Prior to the CSIRO trial, studies of krill supplementation and OA were mostly small, short, and used very low krill dosages.
In addition to confirming krill oil’s anti-inflammatory properties, the CSIRO data showed that it is remarkably safe. There were no worrisome adverse events during the 6-month trial period. Further, the patients taking the krill oil did not report any of the undesirable effects sometimes linked to fish oil, such as “fish burps,” flatulence, diarrhea, or bleeding/vascular complications. Krill oil is also free from the strong fishy aroma associated with fish oil supplements that some people find unpleasant.

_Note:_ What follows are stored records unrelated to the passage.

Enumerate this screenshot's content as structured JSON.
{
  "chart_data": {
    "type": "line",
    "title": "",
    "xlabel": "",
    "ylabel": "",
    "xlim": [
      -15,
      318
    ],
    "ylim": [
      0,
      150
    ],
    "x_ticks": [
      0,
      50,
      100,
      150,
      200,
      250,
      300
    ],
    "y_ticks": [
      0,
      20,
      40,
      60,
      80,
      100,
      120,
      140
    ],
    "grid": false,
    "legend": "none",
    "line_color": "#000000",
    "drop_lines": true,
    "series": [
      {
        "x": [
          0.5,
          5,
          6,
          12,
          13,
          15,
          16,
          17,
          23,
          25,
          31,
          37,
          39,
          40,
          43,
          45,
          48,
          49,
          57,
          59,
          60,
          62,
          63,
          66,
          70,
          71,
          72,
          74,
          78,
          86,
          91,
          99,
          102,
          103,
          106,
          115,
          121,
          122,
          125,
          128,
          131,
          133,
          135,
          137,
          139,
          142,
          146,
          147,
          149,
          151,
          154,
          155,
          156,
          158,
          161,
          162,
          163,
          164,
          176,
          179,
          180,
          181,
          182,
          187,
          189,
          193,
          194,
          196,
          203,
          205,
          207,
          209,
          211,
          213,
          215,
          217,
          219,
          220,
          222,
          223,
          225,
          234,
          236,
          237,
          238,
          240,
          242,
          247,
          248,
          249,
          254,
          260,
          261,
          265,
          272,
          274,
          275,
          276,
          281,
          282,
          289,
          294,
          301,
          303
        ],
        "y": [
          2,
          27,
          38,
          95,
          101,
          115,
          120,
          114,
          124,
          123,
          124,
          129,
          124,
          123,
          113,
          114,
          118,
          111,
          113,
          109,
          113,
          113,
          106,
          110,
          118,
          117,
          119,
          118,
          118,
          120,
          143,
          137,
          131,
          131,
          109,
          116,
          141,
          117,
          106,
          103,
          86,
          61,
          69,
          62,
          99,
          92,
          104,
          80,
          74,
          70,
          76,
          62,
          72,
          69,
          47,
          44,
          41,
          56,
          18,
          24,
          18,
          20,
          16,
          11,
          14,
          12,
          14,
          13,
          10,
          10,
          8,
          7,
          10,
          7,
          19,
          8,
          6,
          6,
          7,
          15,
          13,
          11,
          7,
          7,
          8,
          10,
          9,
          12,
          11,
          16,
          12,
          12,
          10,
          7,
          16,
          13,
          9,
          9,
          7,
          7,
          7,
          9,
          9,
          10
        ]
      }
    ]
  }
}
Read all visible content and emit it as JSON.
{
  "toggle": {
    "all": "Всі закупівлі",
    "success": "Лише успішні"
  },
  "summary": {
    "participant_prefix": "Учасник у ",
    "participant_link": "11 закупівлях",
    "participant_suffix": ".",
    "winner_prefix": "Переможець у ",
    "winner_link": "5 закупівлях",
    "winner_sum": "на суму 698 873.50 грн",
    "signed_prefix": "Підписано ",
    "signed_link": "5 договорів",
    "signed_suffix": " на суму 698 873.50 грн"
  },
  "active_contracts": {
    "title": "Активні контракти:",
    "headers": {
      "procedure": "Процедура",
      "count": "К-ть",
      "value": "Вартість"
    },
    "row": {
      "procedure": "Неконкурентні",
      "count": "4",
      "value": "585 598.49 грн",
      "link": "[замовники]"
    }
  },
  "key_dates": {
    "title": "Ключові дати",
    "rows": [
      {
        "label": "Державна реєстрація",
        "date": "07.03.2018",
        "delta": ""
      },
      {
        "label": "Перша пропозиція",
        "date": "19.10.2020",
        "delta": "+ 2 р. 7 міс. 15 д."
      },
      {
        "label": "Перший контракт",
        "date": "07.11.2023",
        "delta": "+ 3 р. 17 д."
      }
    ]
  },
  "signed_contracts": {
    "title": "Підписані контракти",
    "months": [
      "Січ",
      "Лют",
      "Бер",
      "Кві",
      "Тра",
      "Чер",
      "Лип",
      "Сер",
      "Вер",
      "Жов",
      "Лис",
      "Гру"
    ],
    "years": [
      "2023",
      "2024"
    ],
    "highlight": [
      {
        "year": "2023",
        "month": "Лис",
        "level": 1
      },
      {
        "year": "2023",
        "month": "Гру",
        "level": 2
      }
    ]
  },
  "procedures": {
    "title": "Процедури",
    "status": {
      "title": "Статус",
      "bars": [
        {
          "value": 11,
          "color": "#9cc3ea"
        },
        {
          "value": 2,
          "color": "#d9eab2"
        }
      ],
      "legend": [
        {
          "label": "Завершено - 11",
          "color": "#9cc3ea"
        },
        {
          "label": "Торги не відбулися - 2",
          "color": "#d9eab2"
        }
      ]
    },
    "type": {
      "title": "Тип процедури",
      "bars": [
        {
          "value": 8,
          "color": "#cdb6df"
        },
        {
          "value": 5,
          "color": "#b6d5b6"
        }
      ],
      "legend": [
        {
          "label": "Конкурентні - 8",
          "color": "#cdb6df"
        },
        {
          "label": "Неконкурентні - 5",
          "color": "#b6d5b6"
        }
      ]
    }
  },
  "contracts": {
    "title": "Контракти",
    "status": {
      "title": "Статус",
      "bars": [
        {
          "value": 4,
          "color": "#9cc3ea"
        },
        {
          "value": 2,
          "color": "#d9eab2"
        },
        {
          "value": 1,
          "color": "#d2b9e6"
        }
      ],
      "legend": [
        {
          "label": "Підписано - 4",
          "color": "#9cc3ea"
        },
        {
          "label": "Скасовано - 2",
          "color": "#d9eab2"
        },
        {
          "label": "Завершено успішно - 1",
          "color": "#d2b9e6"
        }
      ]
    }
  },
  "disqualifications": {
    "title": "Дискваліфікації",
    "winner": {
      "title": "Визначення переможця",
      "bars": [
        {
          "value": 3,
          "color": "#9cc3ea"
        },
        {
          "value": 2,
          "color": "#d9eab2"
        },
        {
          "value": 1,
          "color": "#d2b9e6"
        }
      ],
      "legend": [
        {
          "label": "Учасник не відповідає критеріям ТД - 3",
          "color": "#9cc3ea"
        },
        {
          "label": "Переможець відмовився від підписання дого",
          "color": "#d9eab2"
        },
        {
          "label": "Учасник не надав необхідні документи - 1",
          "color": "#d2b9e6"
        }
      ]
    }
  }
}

That said, krill oil is not suitable for individuals with shellfish or seafood allergies. Since it is from an animal source, it is not an option for strict vegans and vegetarians, and since it is derived from crustaceans, it is not appropriate for people who follow the Kosher dietary restrictions.
By design, the Australian researchers recruited patients with mild to moderate knee OA for this trial, but excluded those with more severe conditions. That decision was based on the view that severe knee OA, “may be beyond the point of improvement with a supplement or may require high doses of NSAIDs that may mask any supplement effect.”
For patients with milder, early-stage OA—in whom there is a possibility to reduce knee pain and improve function, krill oil supplementation is a promising option.